L’étude des cartes géologiques, hydrogéologiques et topographiques permet de mieux identifier ces contraintes et de réduire les incertitudes, sans toutefois pouvoir les supprimer totalement. Seul le forage permet de confirmer la nature réelle du sous-sol ainsi que la présence et la productivité de la ressource en eau.

 

La mémoire de l'eau

L’eau conserverait-elle une empreinte de son environnement ?

Au cours de son parcours souterrain, l’eau traverse différentes couches de terre et entre en contact avec de nombreux minéraux et éléments naturels. Ces interactions peuvent modifier certaines de ses caractéristiques mesurables, comme sa composition minérale, sa conductivité, son pH, sa température, son odeur ou encore sa couleur.

Il existe également une théorie appelée « mémoire de l’eau », selon laquelle l’eau pourrait conserver une forme d’empreinte des substances ou des matériaux avec lesquels elle a été en contact, même lorsque ceux-ci ne seraient plus présents.

Cette hypothèse demeure toutefois controversée et ne bénéficie pas, à ce jour, d’un consensus scientifique. Elle ne doit donc pas être confondue avec les propriétés physiques et chimiques de l’eau qui peuvent, quant à elles, être mesurées en laboratoire.

roche granitique

Les roches magmatiques et certaines roches cristallines

Certaines formations rocheuses compactes ou peu perméables peuvent former des écrans naturels et perturber le ressenti du sourcier, rendant l’estimation de la profondeur et du débit plus délicate.

Les limites de la recherche d’eau souterraine

La nature et la géologie du sous-sol jouent un rôle essentiel dans la réussite d’une recherche d’eau.
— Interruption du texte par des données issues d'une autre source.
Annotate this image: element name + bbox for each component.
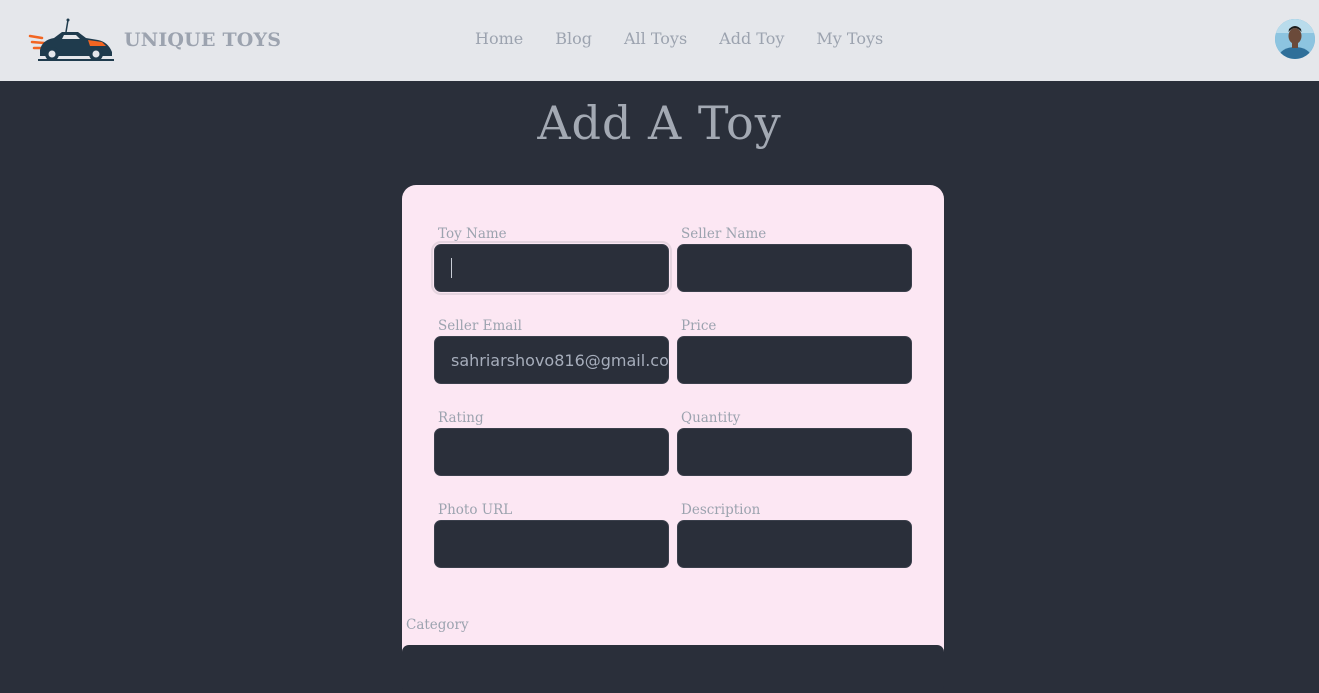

Malgré l’expérience du sourcier et l’étude préalable du terrain, le risque zéro n’existe pas.

Les sourciers interviennent dans des contextes géologiques complexes et parfois très hétérogènes. Ils ne peuvent donc garantir la présence d’une ressource en eau exploitable.

La prestation du sourcier constitue une aide à la décision permettant de déterminer l’emplacement qui semble le plus favorable pour réaliser un forage. Elle ne constitue toutefois pas une garantie de résultat concernant :

  • La présence effective de l’eau ;
  • La profondeur exacte de la ressource ;
  • Le débit réellement exploitable ;
  • La qualité ou la potabilité de l’eau.

Le client reconnaît avoir été informé des incertitudes et des risques inhérents à tout projet de forage. En cas de forage sec, insuffisamment productif ou présentant des caractéristiques différentes des estimations annoncées, la responsabilité du sourcier ou de l’entreprise de forage ne pourra pas être engagée sur le seul fondement de l’absence d’eau ou d’un débit insuffisant.

À ce jour, aucune méthode ne permet de garantir à 100 % la présence, la profondeur ou le débit d’une ressource souterraine, y compris les méthodes géophysiques.

Seuls le forage, son développement et la réalisation d’un essai de pompage permettent de confirmer la présence de l’eau, sa profondeur et la productivité réelle de l’ouvrage.